Gaza-Hilfsflotte: Die Untätigkeit der Bundesregierung
Aktivsten der Gaza-Flotille berichten von „Folter“ im Gefängnis in Israel. Die Bundesrepublik habe sie widerrechtlich im Stich gelassen.

Yasemin Acar, Mitorganisatorin der Flotte und Louna Sbou, Leiterin des Berliner Kulturzentrums Oyoun, waren nach Kaperung der Schiffe und mehrtägiger Haft in Israel erst in der Nacht auf Mittwoch nach Deutschland zurückkehrt. Sie berichteten von „Folter“ und unmenschlichen Haftbedingungen. So hätten etwa Dutzende Frauen über viele Stunden in einem kleinen Käfig in der prallen Sonne ausharren müssen. Ärztliche Hilfe und Nahrung sei ihnen vorenthalten worden. Insgesamt hatte Israel 462 Menschen inhaftiert, für den Versuch, die Seeblockade Gazas zu durchbrechen.
Trotz Berichten an den Konsul der deutschen Botschaft in Tel Aviv, der die Aktivist:innen an zwei Tagen im Gefängnis besucht hatte, habe das Auswärtige Amt noch Anfang dieser Woche angegeben, keine Kenntnis von etwaigen Misshandlungen zu haben, sagt Sbou. Auch eine öffentliche Verurteilung der Inhaftierung der deutschen Staatsbürger:innen sei ausgeblieben.

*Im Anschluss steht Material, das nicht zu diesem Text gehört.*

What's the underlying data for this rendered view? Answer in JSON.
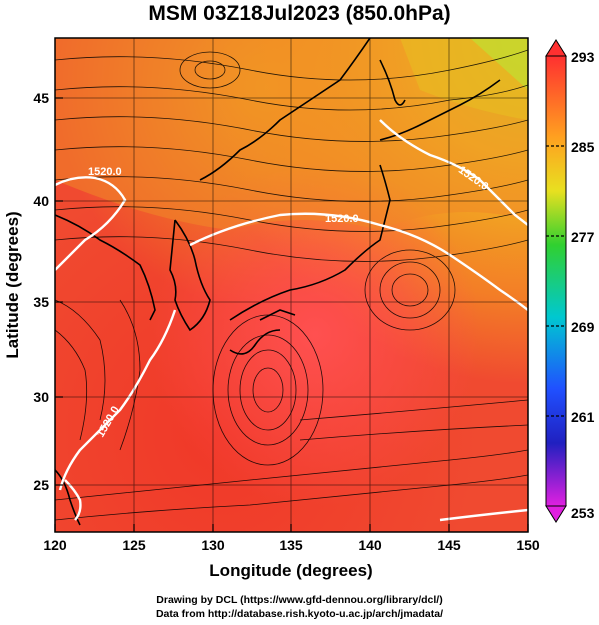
{
  "title": "MSM 03Z18Jul2023 (850.0hPa)",
  "x_axis": {
    "label": "Longitude (degrees)",
    "ticks": [
      120,
      125,
      130,
      135,
      140,
      145,
      150
    ],
    "range": [
      120,
      150
    ]
  },
  "y_axis": {
    "label": "Latitude (degrees)",
    "ticks": [
      25,
      30,
      35,
      40,
      45
    ],
    "range": [
      22.4,
      47.6
    ]
  },
  "colorbar": {
    "labels": [
      293,
      285,
      277,
      269,
      261,
      253
    ],
    "range": [
      253,
      293
    ],
    "colors": [
      "#ff4040",
      "#ff9020",
      "#e8e020",
      "#20d020",
      "#00c8c8",
      "#2060ff",
      "#2020c0",
      "#e020e0"
    ]
  },
  "contours": [
    {
      "label": "1520.0"
    },
    {
      "label": "1520.0"
    },
    {
      "label": "1520.0"
    },
    {
      "label": "1520.0"
    }
  ],
  "credits": {
    "line1": "Drawing by DCL (https://www.gfd-dennou.org/library/dcl/)",
    "line2": "Data from http://database.rish.kyoto-u.ac.jp/arch/jmadata/"
  }
}
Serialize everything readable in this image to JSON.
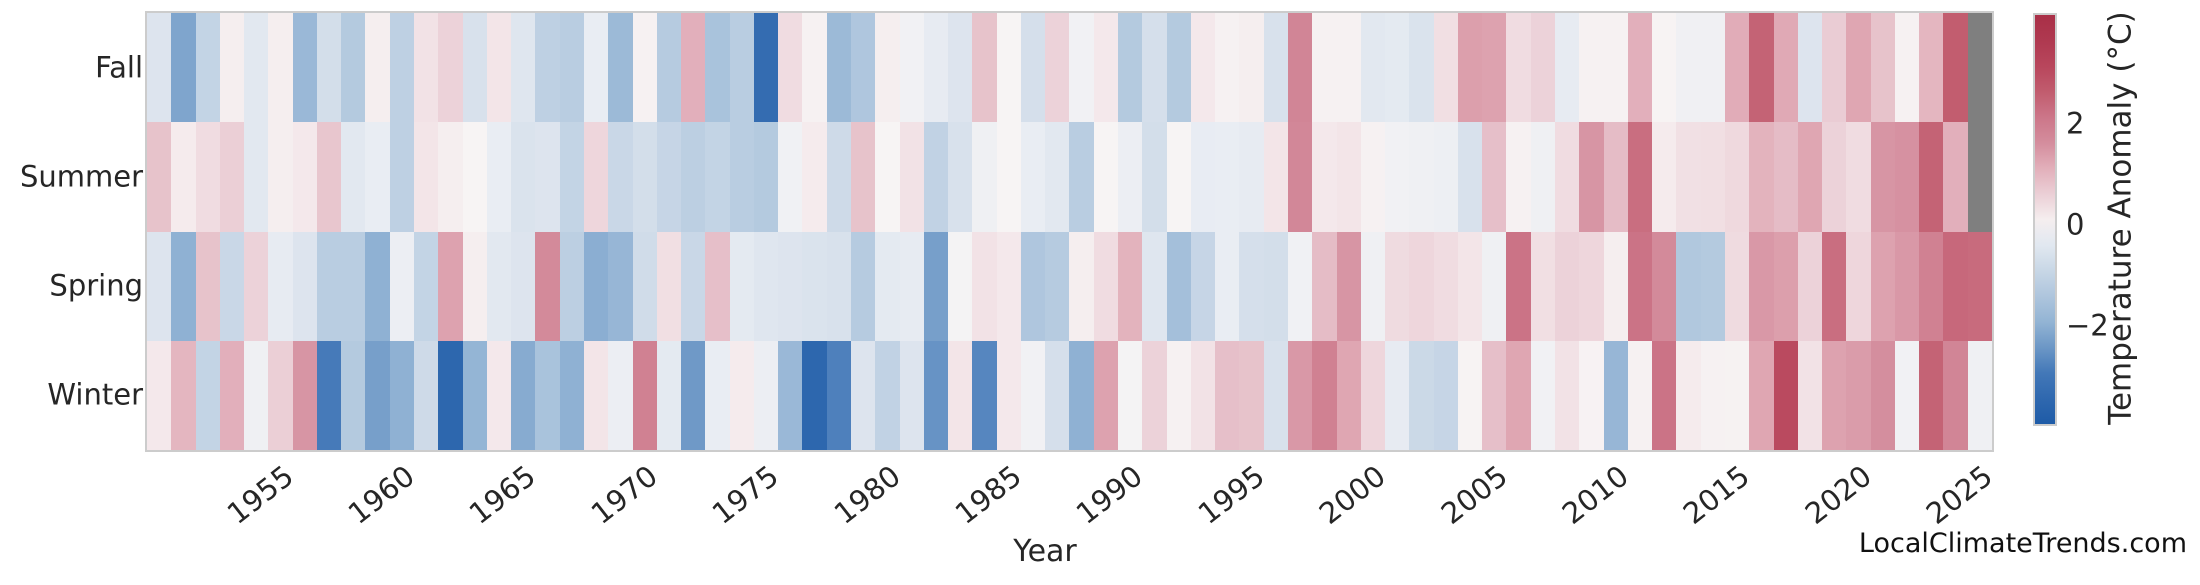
{
  "watermark": "LocalClimateTrends.com",
  "chart_data": {
    "type": "heatmap",
    "title": "",
    "xlabel": "Year",
    "ylabel": "",
    "x": [
      1950,
      1951,
      1952,
      1953,
      1954,
      1955,
      1956,
      1957,
      1958,
      1959,
      1960,
      1961,
      1962,
      1963,
      1964,
      1965,
      1966,
      1967,
      1968,
      1969,
      1970,
      1971,
      1972,
      1973,
      1974,
      1975,
      1976,
      1977,
      1978,
      1979,
      1980,
      1981,
      1982,
      1983,
      1984,
      1985,
      1986,
      1987,
      1988,
      1989,
      1990,
      1991,
      1992,
      1993,
      1994,
      1995,
      1996,
      1997,
      1998,
      1999,
      2000,
      2001,
      2002,
      2003,
      2004,
      2005,
      2006,
      2007,
      2008,
      2009,
      2010,
      2011,
      2012,
      2013,
      2014,
      2015,
      2016,
      2017,
      2018,
      2019,
      2020,
      2021,
      2022,
      2023,
      2024,
      2025
    ],
    "x_tick_labels": [
      "1955",
      "1960",
      "1965",
      "1970",
      "1975",
      "1980",
      "1985",
      "1990",
      "1995",
      "2000",
      "2005",
      "2010",
      "2015",
      "2020",
      "2025"
    ],
    "x_tick_years": [
      1955,
      1960,
      1965,
      1970,
      1975,
      1980,
      1985,
      1990,
      1995,
      2000,
      2005,
      2010,
      2015,
      2020,
      2025
    ],
    "rows": [
      {
        "label": "Fall",
        "values": [
          -0.5,
          -2.2,
          -1.0,
          0.1,
          -0.4,
          0.1,
          -1.8,
          -0.7,
          -1.3,
          0.1,
          -1.1,
          0.3,
          0.55,
          -0.6,
          0.25,
          -0.45,
          -1.1,
          -1.2,
          -0.25,
          -1.75,
          0.05,
          -1.25,
          1.1,
          -1.5,
          -1.2,
          -3.3,
          0.4,
          0.05,
          -1.75,
          -1.4,
          0.1,
          -0.1,
          -0.3,
          -0.5,
          0.8,
          0.0,
          -0.65,
          0.55,
          -0.1,
          0.2,
          -1.3,
          -0.65,
          -1.3,
          0.2,
          0.05,
          0.1,
          -0.6,
          1.8,
          0.05,
          0.05,
          -0.4,
          -0.35,
          -0.55,
          0.35,
          1.35,
          1.3,
          0.4,
          0.55,
          -0.3,
          0.05,
          0.05,
          1.1,
          0.02,
          -0.13,
          -0.13,
          1.15,
          2.5,
          1.2,
          -0.5,
          0.65,
          1.25,
          0.8,
          0.05,
          1.0,
          2.6,
          null
        ]
      },
      {
        "label": "Summer",
        "values": [
          0.8,
          0.15,
          0.4,
          0.6,
          -0.4,
          0.1,
          0.2,
          0.75,
          -0.4,
          -0.25,
          -1.1,
          0.25,
          0.1,
          0.0,
          -0.25,
          -0.55,
          -0.5,
          -1.0,
          0.5,
          -0.9,
          -0.7,
          -0.95,
          -1.15,
          -1.0,
          -1.2,
          -1.3,
          -0.12,
          0.15,
          -0.8,
          0.8,
          0.0,
          0.3,
          -1.05,
          -0.6,
          -0.15,
          0.0,
          -0.25,
          -0.4,
          -1.2,
          0.0,
          -0.2,
          -0.7,
          0.0,
          -0.27,
          -0.25,
          -0.3,
          0.25,
          1.75,
          0.2,
          0.25,
          0.05,
          -0.1,
          -0.15,
          -0.18,
          -0.6,
          0.85,
          0.05,
          -0.15,
          0.4,
          1.5,
          0.9,
          2.3,
          0.15,
          0.33,
          0.35,
          0.45,
          1.05,
          0.9,
          1.25,
          0.55,
          0.4,
          1.5,
          1.55,
          2.5,
          1.1,
          null
        ]
      },
      {
        "label": "Spring",
        "values": [
          -0.5,
          -2.0,
          0.8,
          -0.9,
          0.55,
          -0.3,
          -0.5,
          -1.2,
          -1.2,
          -2.0,
          -0.2,
          -1.0,
          1.3,
          0.1,
          -0.4,
          -0.5,
          1.7,
          -1.15,
          -2.05,
          -1.85,
          -0.75,
          0.35,
          -0.9,
          0.85,
          -0.35,
          -0.45,
          -0.5,
          -0.55,
          -0.6,
          -1.25,
          -0.35,
          -0.3,
          -2.3,
          -0.05,
          0.3,
          0.2,
          -1.4,
          -1.25,
          0.1,
          0.4,
          1.05,
          -0.45,
          -1.6,
          -0.95,
          -0.25,
          -0.65,
          -0.7,
          -0.12,
          0.9,
          1.5,
          -0.15,
          0.42,
          0.5,
          0.4,
          0.25,
          -0.15,
          2.2,
          0.35,
          0.55,
          0.5,
          0.1,
          2.2,
          1.7,
          -1.35,
          -1.3,
          0.42,
          1.45,
          1.35,
          0.55,
          2.3,
          0.5,
          1.3,
          1.45,
          1.9,
          2.4,
          2.35
        ]
      },
      {
        "label": "Winter",
        "values": [
          0.2,
          1.0,
          -1.0,
          1.1,
          -0.15,
          0.6,
          1.5,
          -2.9,
          -1.3,
          -2.3,
          -2.0,
          -0.8,
          -3.5,
          -1.9,
          0.2,
          -2.1,
          -1.5,
          -2.0,
          0.25,
          -0.2,
          1.9,
          -0.35,
          -2.4,
          -0.25,
          0.15,
          -0.2,
          -1.8,
          -3.5,
          -2.8,
          -0.5,
          -1.05,
          -0.5,
          -2.5,
          0.25,
          -2.7,
          0.2,
          -0.1,
          -0.65,
          -2.0,
          1.3,
          -0.05,
          0.55,
          0.05,
          0.3,
          0.85,
          0.8,
          -0.6,
          1.45,
          1.9,
          1.25,
          0.5,
          -0.3,
          -0.85,
          -0.95,
          0.02,
          0.85,
          1.25,
          -0.1,
          0.3,
          0.03,
          -1.85,
          0.05,
          2.2,
          0.15,
          0.05,
          0.04,
          1.25,
          3.0,
          0.3,
          1.3,
          1.4,
          1.6,
          -0.1,
          2.5,
          1.8,
          -0.15
        ]
      }
    ],
    "colorbar": {
      "label": "Temperature Anomaly (°C)",
      "tick_values": [
        2,
        0,
        -2
      ],
      "tick_labels": [
        "2",
        "0",
        "−2"
      ],
      "vmin": -3.95,
      "vmax": 4.15
    },
    "palette_stops": [
      [
        -4.0,
        "#1c5aa6"
      ],
      [
        -3.0,
        "#3e74b6"
      ],
      [
        -2.0,
        "#8fb1d3"
      ],
      [
        -1.2,
        "#b9cde1"
      ],
      [
        -0.6,
        "#d8e1ec"
      ],
      [
        -0.25,
        "#e9edf3"
      ],
      [
        0.0,
        "#f7f4f4"
      ],
      [
        0.3,
        "#f2e2e6"
      ],
      [
        0.7,
        "#e9c9d1"
      ],
      [
        1.2,
        "#e0a9b5"
      ],
      [
        1.6,
        "#d48e9e"
      ],
      [
        2.2,
        "#cb7386"
      ],
      [
        2.6,
        "#c25d6f"
      ],
      [
        3.0,
        "#ba4a5f"
      ],
      [
        4.0,
        "#a92f47"
      ]
    ],
    "missing_color": "#7f7f7f",
    "grid": false,
    "legend_position": "right-colorbar"
  },
  "layout_note_colors": {
    "text": "#262626",
    "frame": "#cccccc",
    "background": "#ffffff"
  }
}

Das Auswärtige Amt hatte die Aktivist:innen während ihrer Fahrt nach Gaza zur Rückkehr aufgefordert, sich dann aber der Verantwortung entzogen. „Deutschland lässt seine eigenen Bürger im Stich“, so Acar. Laut dem Völkerrechtler Khaled El Mahmoud versuche sich die Regierung von ihren „grundrechtlich bestehenden Schutzpflichten für deutsche Staatsbürger“ zu lösen. Dabei sei sowohl die de facto seit 2007 bestehende Seeblockade Gazas völkerrechtlich „illegal“, als auch die „Festnahme auf hoher See widerrechtlich“.
Strafantrag gegen Regierungsmitglieder
Der Strafverteidiger Benjamin Düsberg sprach von der Pflicht der Bundesregierung, bei einem Verdacht auf einen Genozid alles zu dessen Verhinderung zu tun. Dies ergebe sich aus der Völkermordkonvention. Stattdessen aber habe die Bundesrepublik seit Beginn des Krieges in Gaza Panzerabwehrwaffen, Drohnen, Munition und sonstige Rüstungsgüter wie Sensoren an Israel exportiert.
Aufgrund der „Beihilfe zum Genozid“ sei daher zuletzt Strafantrag beim Generalbundesanwalt gestellt worden. Der Antrag richtet sich gegen sieben ehemalige und aktuelle Regierungsmitglieder, darunter Olaf Scholz (SPD) und Friedrich Merz (CDU) sowie vier Unternehmensmanager von Rüstungsfirmen.